En clair, Emmanuel Macron pourrait bien voir sa majorité, encore marquée par la loi immigration, rétrécir. À quoi rime donc ce coup politique ? « Ce sont des débauchages individuels. Rachida Dati est populaire dans l’opinion publique. Catherine Vautrin n’était déjà plus dans nos rangs (elle a rejoint Horizons en 2023, N.D.L.R.). Donc ça ne va pas changer le rapport à l’Assemblée nationale. Le gouvernement aura toujours du mal à faire adopter ses textes », prédit un conseiller les Républicains au Parlement. Comprendre : le chef de l’État aurait simplement tenté d’affaiblir la droite.

Les préoccupations des Français portent sur des thématiques liées à la droite. On gouverne aussi en fonction de l’opinion.

M. Garagnon

« Il ne pense qu’à une chose : les européennes. Emmanuel Macron veut fragiliser LR car ce gouvernement plaît à notre base militante. Même Gabriel Attal, pourtant venu de la gauche, plaît à notre électorat. Ça va être encore plus dur de convaincre nos électeurs de voter pour nous aux européennes. Le Président regardait les sondages et voyait qu’il était en difficulté pour 2024 : il vient de faire un coup politique », explique ce même conseiller.
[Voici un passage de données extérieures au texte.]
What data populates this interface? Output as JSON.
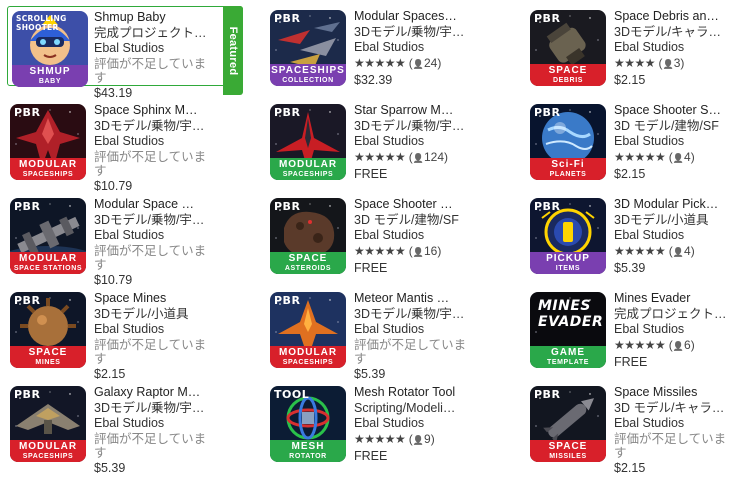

Le choix est presque assumé dans le camp d’Emmanuel Macron. « Il faut prendre une réalité politique. Depuis plusieurs années, les préoccupations des Français portent sur des thématiques liées à la droite. On gouverne aussi en fonction de l’opinion », assure Martin Garagnon (Renaissance). Fini donc le dépassement, exit le rassemblement des progressistes de tous horizons promis en 2017. Emmanuel Macron, dans l’impasse politique depuis la séquence immigration, vient tout simplement de se vendre à l’électorat de droite.